Un report, puis le décollage
La première tentative de lancement de Starship dans sa troisième version n'a pas survécu aux dernières secondes du compte à rebours. À moins d'une minute du décollage, plusieurs anomalies techniques ont contraint SpaceX à interrompre la procédure et à reporter le tir. L'équipe au sol a travaillé dans la nuit pour identifier et corriger les problèmes constatés sur la rampe de Boca Chica, au Texas.
Le lendemain, le 22 mai 2026, le véhicule a finalement quitté le pas de tir.
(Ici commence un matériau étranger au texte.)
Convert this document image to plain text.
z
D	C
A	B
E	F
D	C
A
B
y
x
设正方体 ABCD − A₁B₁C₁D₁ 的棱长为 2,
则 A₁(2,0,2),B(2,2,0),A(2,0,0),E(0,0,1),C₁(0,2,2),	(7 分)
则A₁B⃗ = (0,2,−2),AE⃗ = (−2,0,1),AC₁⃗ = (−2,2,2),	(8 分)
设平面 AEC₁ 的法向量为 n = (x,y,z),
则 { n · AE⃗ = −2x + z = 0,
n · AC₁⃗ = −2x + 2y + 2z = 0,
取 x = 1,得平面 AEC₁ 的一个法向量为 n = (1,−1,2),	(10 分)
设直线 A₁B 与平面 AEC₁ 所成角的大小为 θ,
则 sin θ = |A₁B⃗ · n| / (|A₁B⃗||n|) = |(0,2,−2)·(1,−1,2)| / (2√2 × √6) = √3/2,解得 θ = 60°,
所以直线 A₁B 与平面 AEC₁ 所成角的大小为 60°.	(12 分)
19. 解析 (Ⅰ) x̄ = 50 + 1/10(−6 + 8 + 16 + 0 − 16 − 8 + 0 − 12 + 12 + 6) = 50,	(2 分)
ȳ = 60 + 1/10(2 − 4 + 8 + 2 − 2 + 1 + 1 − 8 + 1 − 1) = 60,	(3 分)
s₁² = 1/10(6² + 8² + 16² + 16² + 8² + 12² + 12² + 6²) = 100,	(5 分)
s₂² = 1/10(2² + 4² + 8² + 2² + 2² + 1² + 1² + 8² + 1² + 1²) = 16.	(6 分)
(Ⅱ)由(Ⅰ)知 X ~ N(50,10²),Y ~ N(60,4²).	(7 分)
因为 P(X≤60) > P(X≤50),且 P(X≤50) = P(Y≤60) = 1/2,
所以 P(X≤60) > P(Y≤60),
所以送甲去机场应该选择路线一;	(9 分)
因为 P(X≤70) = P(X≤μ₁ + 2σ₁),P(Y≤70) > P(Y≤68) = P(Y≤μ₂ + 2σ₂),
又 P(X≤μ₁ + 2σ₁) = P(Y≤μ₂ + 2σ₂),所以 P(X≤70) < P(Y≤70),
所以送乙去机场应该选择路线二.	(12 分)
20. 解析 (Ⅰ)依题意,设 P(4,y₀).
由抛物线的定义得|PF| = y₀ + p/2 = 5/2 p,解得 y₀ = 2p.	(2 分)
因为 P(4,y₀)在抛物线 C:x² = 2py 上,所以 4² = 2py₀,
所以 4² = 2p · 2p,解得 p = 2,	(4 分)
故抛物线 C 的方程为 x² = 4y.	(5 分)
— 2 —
Ce douzième vol de la série Starship marque simultanément le baptême de l'air de la version 3, une itération sensiblement remaniée par rapport aux engins qui avaient jusqu'alors effectué les vols d'essai précédents.
Ce que change la version 3
SpaceX n'a pas encore publié l'intégralité des spécifications techniques de cette nouvelle version au moment de la publication de cet article, mais V3 représente une évolution majeure du système par rapport à V2. Les modifications portent notamment sur le booster Super Heavy et sur le vaisseau Starship lui-même, dans le cadre d'une démarche d'amélioration continue que SpaceX applique systématiquement entre chaque série de vols. La cadence de développement rapide du programme, appuyée sur des essais en vol réels plutôt que sur des simulations au sol, est au cœur de la philosophie de l'entreprise.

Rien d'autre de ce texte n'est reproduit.